有时候只是走过她身边时,指尖轻轻勾住她的衣袖;有时候是在她低头专心写字时,弯身在她发顶落下一个极轻的吻;有时候甚至只是牵住她的手,什么也不做。
他从来不解释。
也不询问她的反应。
像是对他而言,这些都只是『想这么做』。
而这,反而让人无法招架。
凌琬开始发现,自己越来越难专心。
她坐在书桌前,键盘就在指尖底下,却常常停住。

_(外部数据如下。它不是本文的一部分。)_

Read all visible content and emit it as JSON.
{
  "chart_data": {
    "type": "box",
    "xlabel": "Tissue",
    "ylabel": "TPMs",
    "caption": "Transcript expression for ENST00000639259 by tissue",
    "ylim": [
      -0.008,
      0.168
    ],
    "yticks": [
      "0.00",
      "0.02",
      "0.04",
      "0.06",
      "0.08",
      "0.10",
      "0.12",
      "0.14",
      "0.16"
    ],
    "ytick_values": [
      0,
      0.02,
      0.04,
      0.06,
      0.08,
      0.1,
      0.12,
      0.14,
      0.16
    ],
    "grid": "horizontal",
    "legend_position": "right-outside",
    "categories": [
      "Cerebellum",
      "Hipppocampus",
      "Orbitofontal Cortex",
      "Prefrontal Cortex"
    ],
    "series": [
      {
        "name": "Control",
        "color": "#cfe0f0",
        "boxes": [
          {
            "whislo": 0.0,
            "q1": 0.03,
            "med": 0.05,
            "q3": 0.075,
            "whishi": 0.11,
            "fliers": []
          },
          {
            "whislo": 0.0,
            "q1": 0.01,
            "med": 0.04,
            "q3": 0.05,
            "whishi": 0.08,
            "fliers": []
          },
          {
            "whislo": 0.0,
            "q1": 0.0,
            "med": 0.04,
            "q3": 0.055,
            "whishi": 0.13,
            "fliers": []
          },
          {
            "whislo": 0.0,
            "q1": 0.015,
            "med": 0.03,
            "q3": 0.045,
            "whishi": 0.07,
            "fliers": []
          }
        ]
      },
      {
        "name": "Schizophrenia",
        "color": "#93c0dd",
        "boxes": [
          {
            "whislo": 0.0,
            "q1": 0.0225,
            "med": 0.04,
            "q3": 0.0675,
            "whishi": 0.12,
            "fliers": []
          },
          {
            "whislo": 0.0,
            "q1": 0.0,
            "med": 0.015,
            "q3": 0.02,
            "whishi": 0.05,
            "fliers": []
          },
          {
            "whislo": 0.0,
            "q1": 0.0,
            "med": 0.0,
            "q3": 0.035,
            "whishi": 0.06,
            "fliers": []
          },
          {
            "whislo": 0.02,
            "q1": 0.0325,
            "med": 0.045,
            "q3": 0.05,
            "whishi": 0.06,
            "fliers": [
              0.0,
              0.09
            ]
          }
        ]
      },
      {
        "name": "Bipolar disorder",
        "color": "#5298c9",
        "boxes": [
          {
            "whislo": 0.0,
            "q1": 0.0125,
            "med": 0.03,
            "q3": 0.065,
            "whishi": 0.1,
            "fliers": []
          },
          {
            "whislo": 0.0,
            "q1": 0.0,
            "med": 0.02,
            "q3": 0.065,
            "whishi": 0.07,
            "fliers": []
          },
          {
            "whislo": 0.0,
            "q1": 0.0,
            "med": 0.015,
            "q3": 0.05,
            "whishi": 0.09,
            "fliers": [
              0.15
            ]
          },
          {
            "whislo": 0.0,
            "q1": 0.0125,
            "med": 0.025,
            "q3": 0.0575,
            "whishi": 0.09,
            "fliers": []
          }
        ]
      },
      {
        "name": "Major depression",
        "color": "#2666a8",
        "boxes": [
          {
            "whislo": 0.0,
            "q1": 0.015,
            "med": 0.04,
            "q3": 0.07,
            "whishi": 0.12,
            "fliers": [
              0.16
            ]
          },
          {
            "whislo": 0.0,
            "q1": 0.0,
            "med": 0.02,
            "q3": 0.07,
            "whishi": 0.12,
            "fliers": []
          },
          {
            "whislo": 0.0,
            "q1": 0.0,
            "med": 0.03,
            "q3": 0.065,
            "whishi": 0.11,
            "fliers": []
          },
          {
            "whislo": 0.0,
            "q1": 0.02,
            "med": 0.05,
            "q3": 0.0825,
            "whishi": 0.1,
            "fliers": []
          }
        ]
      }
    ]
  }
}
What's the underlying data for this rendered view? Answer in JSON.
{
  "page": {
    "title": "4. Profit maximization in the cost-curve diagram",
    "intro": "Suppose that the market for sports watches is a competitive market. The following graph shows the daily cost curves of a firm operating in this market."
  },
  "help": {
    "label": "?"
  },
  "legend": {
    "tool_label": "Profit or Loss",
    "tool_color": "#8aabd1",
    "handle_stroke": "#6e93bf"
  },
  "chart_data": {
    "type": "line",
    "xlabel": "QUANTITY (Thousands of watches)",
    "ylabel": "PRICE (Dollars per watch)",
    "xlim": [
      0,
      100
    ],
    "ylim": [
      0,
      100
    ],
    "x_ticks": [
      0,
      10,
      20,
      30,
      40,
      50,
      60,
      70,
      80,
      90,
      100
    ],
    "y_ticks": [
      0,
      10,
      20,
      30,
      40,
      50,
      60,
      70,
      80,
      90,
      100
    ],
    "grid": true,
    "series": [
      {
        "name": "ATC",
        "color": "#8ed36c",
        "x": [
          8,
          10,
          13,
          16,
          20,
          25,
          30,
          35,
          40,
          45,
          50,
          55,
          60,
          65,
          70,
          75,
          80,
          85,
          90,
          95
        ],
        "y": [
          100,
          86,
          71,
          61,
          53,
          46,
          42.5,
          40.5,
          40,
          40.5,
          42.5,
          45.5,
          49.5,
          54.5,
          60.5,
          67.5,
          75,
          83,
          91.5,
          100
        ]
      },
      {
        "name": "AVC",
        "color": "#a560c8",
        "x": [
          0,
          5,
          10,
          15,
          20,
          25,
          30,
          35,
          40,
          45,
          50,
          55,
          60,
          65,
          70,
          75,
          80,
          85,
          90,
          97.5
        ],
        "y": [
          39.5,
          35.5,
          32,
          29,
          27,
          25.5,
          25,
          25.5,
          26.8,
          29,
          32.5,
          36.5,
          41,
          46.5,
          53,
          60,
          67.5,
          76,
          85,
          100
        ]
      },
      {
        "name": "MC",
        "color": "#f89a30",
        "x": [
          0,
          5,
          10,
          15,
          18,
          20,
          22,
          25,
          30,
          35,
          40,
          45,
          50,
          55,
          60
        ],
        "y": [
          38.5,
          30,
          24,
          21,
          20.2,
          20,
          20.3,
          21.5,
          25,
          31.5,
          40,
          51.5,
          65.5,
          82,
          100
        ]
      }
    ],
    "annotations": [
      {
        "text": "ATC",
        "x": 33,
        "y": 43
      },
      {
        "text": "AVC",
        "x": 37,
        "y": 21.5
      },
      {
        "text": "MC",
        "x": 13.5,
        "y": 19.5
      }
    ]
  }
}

脑子里不是情节,而是那些不带理由的靠近。
他撩起她头发时指尖的温度。
亲在手背时短暂停留的气息。
把她拉进怀里时那个毫不犹豫的动作。
那些画面不露骨,也不激烈,却一遍一遍浮现。
她敲下一行字。
又删掉。
再敲,再删。
最后,凌琬把手从键盘上移开,靠在椅背上,闭上眼。
她终于意识到一件让自己有些无法否认的事。
如果这是惩罚结束后的状态——
如果这些亲近不是奖励,也不是补偿,只是他选择留下的方式——
那她,比被惩罚时更难保持冷静。
那不是被逼到失衡。
而是被允许靠近后,彻底打乱了节奏。
凌琬睁开眼,看向不远处的肖亦。
他正低头看文件,神情专注而安静,像什么都没有改变。
可她却清楚地知道——
改变的不是他。
是她已经无法再假装,这些亲近对自己没有影响。
凌琬看着萤幕上那一片空白,忽然低低地笑了一声。
不是挫败。
而是一种终于承认的无奈。
在他这样毫无理由地靠近之下,她已经没办法像以前那样,把情绪放在一边,冷静地写小说了。